Article Text
Abstract
Background People with 2 or more chronic conditions (multimorbidity) are at risk of receiving fragmented and inefficient care. In order to develop a nurse-led intervention for people with multimorbidity and palliative conditions, we sought to explore the types of existing nurse-led multimorbidity interventions and what outcomes were positively affected by them.

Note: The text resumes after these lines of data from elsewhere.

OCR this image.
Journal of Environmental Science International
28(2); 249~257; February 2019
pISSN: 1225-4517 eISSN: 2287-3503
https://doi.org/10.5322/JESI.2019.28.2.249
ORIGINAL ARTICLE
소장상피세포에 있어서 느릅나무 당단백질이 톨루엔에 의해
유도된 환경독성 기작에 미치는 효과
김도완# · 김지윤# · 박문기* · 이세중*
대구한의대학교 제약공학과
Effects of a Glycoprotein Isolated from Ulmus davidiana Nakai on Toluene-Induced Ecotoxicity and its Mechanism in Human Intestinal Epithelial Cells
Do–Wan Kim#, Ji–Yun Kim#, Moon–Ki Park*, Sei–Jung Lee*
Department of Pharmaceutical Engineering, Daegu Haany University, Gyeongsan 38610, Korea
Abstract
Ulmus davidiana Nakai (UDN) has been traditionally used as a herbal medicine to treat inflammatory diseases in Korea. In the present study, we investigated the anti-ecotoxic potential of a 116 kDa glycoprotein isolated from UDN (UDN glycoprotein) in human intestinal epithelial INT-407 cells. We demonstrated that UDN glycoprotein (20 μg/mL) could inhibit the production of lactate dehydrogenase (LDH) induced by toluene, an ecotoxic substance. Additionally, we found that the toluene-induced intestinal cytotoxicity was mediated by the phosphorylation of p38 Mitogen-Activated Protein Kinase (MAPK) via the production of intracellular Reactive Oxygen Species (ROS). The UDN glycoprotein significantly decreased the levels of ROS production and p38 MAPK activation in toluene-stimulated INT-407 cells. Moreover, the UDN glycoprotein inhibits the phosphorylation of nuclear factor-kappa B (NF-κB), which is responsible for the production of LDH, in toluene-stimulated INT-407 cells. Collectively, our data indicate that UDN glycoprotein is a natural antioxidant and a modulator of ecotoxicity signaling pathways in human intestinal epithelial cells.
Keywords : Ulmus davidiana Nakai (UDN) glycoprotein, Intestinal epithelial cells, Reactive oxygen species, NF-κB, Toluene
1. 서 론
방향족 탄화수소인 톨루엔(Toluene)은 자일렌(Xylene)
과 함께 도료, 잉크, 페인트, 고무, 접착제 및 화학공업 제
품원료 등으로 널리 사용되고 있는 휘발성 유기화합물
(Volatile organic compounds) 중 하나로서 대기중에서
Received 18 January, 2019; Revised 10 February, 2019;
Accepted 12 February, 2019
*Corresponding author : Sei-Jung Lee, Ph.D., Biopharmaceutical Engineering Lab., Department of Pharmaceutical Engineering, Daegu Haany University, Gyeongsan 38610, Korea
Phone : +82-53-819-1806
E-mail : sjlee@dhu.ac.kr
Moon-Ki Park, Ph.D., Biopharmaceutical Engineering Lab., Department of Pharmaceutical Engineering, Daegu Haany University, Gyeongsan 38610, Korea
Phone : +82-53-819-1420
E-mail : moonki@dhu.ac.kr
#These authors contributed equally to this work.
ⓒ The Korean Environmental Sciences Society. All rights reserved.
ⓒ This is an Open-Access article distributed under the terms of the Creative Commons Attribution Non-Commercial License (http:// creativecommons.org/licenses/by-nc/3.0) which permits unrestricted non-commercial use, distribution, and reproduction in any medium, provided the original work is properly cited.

Methods Mixed-methods systematic review following Joanna Briggs Institute (JBI) methodology. Cochrane CENTRAL, CINAHL, Embase and MEDLINE were searched from inception in October 2020 alongside grey literature. Quality appraisal was conducted using JBI tools; low-quality studies were not excluded but did not generate any novel findings in sensitivity analyses. Interventions were classified using adapted Cochrane EPOC taxonomy and outcomes were mapped to the Core Outcome Set for Multimorbidity Research. PROSPERO ID: CRD42020197956.
Results 20 eligible studies were included. Case-management or transitional care interventions were most common, and often featured nurses in advanced practice, supported self-management, individualised care-planning and care coordination. Predictive modelling to identify people at high-risk of healthcare utilisation was also common. Positive effects were most consistently reported in relation to person-centred outcomes (such as patient-perceived quality of care, quality of life, quality of communication with healthcare providers), with mixed effects observed on healthcare utilisation, mortality and other core outcomes.
Conclusions Nurse-led multimorbidity interventions are agreeable to patients but their effects on service use and costs are mixed. Complexity in populations and intervention types mean that localised development and iterative evaluation of interventions may be the most effective approach to improving outcomes in this population. We propose a broad, theoretically-grounded model of nurse-led interventions for people with multimorbidity, which we intend to use as a basis for our intervention to improve outcomes in people with multimorbidity and palliative conditions.